People do things. We hurt ourselves with our judgments, fears and decisions about what was done.
We experience hurt by carrying building resentment, fear, grief, disappointment and defensiveness.
Forgiveness is a gift to ourselves to free us from the negative effects of the experience.
Forgiveness is our tool to heal and clear ourselves, mentally, physically and spiritually.
We do not need to live in “victim” consciousness. We can choose again.
We do harm to ourselves by shutting down our love, our dreams, our Spirit.
We do harm to ourselves when we worry, defend, put up walls and decide to “never love again”.
Our own choices become the unhappy prison in which we live.

No one has power over our choice to Love.
We can choose to be free even in prison.
Love is our freedom. Love is our natural state.
Love is life itself. Love is our reason for being alive.
Without loving, we limit our life energy, our happiness and our purpose.

When we make a choice to love someone who acts unloveable, unworthy or difficult,
we take on a healing project. People are either loving or calling for love.
Loving does not mean we owe the loved one our lives, nor do we need to live with everyone we love. Healing assignments call us to love unconditionally those who feel unworthy of being loved.
It is our work to love no matter what. Even when that personality rejects our love, forsakes or betrays us, divorces or dies on us, we can continue loving, as our gift to ourselves and our soul purpose to Love.

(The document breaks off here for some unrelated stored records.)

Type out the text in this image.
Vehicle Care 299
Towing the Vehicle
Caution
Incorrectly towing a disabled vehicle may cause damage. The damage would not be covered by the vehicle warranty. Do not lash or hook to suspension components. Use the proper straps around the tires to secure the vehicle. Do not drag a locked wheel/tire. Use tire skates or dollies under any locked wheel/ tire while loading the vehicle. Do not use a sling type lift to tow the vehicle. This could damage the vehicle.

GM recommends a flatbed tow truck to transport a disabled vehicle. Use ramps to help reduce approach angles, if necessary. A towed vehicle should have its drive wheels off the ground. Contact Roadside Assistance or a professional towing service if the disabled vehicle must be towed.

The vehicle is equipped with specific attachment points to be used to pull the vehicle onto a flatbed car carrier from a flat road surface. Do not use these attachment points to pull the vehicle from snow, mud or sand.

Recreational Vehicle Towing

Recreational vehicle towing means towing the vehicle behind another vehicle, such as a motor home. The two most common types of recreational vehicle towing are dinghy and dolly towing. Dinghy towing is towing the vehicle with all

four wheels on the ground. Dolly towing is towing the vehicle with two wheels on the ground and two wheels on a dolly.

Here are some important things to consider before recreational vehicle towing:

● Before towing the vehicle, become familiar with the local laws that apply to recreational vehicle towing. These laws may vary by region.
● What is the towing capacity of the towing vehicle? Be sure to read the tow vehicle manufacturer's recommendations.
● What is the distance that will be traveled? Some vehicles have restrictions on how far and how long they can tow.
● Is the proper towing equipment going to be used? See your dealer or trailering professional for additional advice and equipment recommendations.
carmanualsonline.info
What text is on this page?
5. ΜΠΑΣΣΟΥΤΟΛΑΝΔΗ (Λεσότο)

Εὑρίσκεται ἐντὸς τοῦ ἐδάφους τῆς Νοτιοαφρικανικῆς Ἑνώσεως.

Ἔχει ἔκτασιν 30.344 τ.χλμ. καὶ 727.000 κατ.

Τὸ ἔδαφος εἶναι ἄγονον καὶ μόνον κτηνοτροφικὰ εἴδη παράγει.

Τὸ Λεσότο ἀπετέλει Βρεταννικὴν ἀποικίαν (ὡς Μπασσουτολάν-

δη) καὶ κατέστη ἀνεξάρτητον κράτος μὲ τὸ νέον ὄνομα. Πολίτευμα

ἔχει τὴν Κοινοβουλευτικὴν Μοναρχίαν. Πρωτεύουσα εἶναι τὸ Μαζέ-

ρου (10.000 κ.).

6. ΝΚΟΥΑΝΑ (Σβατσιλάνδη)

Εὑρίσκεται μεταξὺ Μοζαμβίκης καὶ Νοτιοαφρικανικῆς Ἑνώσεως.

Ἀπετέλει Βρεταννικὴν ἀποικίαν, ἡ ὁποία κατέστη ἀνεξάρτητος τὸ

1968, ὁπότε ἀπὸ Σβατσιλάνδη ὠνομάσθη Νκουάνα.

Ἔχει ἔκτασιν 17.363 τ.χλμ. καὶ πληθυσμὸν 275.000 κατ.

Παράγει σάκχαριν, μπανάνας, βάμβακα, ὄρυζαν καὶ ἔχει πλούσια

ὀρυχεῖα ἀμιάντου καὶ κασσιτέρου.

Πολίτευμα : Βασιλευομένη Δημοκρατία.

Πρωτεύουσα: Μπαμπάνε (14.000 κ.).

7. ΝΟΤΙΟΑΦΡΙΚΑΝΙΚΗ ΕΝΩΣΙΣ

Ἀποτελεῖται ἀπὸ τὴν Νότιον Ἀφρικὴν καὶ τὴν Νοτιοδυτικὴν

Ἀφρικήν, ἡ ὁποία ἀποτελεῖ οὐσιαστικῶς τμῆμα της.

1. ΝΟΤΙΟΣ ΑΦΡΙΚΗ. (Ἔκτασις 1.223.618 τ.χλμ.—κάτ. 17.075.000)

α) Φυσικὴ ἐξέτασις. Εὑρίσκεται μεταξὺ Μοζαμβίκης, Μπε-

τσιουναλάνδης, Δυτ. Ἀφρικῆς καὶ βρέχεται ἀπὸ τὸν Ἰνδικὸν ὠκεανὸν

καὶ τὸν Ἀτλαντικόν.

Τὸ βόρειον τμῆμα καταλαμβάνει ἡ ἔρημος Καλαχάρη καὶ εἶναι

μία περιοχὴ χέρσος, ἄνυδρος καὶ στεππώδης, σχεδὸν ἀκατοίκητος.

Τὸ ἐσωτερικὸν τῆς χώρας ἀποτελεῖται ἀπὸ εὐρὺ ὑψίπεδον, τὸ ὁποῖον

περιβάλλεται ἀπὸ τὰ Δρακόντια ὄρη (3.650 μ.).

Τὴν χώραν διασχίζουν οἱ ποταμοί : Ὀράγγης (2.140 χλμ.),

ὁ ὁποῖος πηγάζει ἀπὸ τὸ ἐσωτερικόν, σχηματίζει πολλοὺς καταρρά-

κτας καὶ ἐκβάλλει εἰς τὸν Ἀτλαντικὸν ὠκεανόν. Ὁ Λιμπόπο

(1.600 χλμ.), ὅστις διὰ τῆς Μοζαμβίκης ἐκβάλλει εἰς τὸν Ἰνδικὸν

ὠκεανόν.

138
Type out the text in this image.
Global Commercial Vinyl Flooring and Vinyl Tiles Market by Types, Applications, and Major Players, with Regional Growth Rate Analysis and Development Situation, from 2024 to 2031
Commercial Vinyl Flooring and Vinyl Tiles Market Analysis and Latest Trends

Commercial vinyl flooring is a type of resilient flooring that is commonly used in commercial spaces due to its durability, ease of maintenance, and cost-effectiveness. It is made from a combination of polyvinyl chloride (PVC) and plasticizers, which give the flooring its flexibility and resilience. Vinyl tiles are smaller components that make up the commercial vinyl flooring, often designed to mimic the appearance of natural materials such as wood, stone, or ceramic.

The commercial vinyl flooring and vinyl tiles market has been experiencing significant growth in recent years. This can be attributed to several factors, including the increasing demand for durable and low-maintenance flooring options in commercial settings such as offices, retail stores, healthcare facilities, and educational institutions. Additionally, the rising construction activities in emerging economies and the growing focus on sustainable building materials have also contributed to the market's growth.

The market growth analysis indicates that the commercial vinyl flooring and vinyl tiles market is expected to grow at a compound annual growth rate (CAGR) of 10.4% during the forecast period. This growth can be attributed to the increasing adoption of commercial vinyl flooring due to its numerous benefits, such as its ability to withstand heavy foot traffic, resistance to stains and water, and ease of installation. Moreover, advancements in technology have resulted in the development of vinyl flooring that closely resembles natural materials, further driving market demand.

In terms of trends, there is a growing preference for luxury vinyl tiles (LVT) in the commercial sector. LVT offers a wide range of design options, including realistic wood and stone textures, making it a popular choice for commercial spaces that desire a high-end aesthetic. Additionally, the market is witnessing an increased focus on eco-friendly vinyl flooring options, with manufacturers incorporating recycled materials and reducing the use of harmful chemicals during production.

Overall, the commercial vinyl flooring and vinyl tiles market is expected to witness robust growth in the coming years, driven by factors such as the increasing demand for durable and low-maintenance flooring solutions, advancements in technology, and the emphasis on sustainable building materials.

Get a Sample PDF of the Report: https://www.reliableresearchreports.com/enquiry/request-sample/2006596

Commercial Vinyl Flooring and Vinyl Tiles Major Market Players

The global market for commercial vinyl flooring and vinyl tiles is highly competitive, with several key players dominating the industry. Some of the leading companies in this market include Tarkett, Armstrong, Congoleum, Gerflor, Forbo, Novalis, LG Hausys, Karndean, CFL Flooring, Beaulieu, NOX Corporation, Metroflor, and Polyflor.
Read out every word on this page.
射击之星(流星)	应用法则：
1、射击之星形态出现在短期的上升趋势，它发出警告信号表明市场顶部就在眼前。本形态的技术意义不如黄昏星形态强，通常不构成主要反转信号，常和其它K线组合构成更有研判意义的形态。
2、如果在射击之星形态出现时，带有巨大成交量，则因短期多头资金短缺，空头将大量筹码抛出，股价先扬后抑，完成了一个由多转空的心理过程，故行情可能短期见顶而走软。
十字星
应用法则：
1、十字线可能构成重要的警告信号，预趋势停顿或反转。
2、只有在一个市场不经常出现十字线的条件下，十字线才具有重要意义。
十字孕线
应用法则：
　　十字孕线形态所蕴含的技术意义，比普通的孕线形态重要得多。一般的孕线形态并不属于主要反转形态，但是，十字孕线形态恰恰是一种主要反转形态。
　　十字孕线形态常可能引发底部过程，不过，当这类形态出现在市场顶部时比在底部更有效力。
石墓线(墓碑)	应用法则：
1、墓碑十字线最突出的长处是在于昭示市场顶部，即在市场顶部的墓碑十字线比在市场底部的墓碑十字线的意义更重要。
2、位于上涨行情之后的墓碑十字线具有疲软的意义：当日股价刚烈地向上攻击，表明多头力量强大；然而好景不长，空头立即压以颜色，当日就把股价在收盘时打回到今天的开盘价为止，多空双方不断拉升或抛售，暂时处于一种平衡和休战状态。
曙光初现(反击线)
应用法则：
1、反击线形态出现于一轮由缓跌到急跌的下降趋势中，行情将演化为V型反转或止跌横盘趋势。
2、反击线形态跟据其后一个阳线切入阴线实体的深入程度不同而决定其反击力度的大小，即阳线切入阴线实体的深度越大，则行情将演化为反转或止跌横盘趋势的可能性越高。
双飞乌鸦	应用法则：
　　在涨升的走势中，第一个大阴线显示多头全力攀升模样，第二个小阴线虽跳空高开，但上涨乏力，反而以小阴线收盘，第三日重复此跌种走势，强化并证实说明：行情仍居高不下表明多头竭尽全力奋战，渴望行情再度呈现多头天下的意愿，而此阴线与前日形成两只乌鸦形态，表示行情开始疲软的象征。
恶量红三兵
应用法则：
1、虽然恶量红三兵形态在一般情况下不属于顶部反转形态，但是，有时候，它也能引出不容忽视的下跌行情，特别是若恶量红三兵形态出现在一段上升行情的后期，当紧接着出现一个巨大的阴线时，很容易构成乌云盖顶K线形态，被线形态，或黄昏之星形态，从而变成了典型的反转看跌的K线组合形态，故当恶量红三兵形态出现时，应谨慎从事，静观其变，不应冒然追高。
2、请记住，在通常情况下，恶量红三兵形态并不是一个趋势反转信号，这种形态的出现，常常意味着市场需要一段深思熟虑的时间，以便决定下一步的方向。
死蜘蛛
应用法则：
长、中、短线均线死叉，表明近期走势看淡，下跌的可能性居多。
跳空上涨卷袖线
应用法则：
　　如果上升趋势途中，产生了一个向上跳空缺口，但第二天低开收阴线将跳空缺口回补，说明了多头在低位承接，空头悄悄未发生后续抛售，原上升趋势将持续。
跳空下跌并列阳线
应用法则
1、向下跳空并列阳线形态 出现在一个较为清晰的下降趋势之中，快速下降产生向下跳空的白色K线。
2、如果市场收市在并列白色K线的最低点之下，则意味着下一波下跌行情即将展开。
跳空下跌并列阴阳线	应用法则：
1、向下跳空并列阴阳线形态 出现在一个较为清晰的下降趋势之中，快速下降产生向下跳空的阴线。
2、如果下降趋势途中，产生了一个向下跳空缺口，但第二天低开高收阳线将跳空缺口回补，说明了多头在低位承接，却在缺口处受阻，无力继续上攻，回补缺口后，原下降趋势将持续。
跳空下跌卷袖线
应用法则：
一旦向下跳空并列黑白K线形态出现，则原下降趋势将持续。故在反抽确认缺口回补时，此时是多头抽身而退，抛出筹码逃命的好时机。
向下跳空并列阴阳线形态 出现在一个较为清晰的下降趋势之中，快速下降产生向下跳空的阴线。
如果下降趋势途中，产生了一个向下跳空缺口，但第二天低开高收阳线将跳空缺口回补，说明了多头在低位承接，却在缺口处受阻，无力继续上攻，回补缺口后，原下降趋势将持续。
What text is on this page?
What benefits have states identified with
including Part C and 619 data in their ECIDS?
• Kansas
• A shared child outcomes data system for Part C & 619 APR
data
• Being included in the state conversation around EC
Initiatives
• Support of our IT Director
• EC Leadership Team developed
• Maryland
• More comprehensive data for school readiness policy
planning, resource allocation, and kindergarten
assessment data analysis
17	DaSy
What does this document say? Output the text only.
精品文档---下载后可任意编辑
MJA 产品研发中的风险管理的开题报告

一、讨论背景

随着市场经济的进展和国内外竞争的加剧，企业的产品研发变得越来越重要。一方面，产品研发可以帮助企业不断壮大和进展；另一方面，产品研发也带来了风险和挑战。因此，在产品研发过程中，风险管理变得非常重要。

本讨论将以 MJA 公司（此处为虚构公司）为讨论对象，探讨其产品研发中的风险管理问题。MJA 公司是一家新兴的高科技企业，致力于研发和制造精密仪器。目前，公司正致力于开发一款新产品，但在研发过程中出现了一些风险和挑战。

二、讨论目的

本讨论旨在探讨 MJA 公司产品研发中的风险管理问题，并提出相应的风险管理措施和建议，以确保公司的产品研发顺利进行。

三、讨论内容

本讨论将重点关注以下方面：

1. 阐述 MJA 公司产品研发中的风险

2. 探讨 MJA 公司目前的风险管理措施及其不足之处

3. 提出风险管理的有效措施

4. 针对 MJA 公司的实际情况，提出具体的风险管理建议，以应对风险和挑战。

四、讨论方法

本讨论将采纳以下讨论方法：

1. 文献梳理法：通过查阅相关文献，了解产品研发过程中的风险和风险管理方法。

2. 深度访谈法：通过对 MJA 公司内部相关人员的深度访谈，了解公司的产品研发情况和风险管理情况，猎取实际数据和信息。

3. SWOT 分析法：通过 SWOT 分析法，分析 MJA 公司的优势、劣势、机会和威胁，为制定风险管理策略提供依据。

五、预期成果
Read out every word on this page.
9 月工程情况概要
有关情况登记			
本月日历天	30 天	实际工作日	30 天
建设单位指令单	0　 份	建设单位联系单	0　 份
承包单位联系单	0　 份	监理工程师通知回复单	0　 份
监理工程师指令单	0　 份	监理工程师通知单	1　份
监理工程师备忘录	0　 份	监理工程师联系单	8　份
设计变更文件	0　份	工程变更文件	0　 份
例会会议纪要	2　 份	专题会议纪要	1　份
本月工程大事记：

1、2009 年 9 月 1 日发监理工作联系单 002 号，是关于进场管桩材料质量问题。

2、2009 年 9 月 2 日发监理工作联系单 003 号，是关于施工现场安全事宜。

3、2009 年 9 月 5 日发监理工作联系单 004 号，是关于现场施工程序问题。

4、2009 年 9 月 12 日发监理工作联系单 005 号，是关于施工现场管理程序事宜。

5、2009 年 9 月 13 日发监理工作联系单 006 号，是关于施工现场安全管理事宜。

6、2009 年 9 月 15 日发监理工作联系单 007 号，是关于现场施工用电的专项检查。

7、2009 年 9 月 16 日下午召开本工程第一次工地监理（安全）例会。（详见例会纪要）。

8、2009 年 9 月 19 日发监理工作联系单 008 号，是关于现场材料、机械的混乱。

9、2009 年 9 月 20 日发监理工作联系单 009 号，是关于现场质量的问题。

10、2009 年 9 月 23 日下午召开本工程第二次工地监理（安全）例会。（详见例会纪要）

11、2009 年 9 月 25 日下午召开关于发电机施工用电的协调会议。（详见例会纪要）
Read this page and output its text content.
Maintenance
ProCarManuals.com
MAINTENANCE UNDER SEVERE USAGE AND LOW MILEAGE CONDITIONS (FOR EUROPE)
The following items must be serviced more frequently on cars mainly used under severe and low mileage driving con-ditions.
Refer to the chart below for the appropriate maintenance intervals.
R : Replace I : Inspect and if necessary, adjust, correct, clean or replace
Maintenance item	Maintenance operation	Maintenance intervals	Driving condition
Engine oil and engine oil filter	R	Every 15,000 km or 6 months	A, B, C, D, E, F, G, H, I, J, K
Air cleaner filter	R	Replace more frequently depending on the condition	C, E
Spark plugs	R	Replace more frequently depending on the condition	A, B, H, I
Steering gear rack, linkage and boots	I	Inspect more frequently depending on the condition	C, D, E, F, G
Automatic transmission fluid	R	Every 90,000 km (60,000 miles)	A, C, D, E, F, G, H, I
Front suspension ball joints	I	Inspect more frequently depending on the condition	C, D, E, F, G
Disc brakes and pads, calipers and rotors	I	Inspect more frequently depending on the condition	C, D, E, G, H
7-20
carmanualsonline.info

Often Loving is best done from heart to heart, without engaging the personality or interacting.
We may find ourselves in relationships, in which we are not meant to marry or live with the person.
This is the journey of those learning to love everyone without seeking specialness or desired outcomes.

Forgiveness is letting go of our expectations or attachments to what we wish would have been.
We can forgive ourselves for setting ourselves up for disappointment or disillusionment.
There are many myths about love.
We may believe we are to wed or live happily ever after.
We may believe we will be loved in return, if we love enough.
We may hope our love will change the other person.
All conditional loving is a prelude to disillusionment, disappointment and disagreement.
We are here to learn to love without attachment, without expectation, without neediness, without judgment and fear.

Everyone has their own soul’s journey.
Everyone has areas of wounding and needed healing.
Relationships are for the purpose of healing.
It is forgiveness and love that heal.
When we are aware of loving without judgment, we heal ourselves as well as the other.
It is through forgiveness that we come to love again.
Since our holy purpose is loving, we shut down our life force when we limit our love.
When we open to love all equally, we feel fully alive and return to love without fear.

The more I love fully and freely, the happier, healthier and more creative I Am.
The more I love others without conditions, the more I am healed and free to love all equally.
The more I love others, the more they are healed by Love and feel safe to Love in return.
There are no guarantees in life about the behavior of personalities.
The only guarantee I know is that Love heals.
Therefore I choose to love no matter what.

I encourage you to experiment with loving and notice how you feel.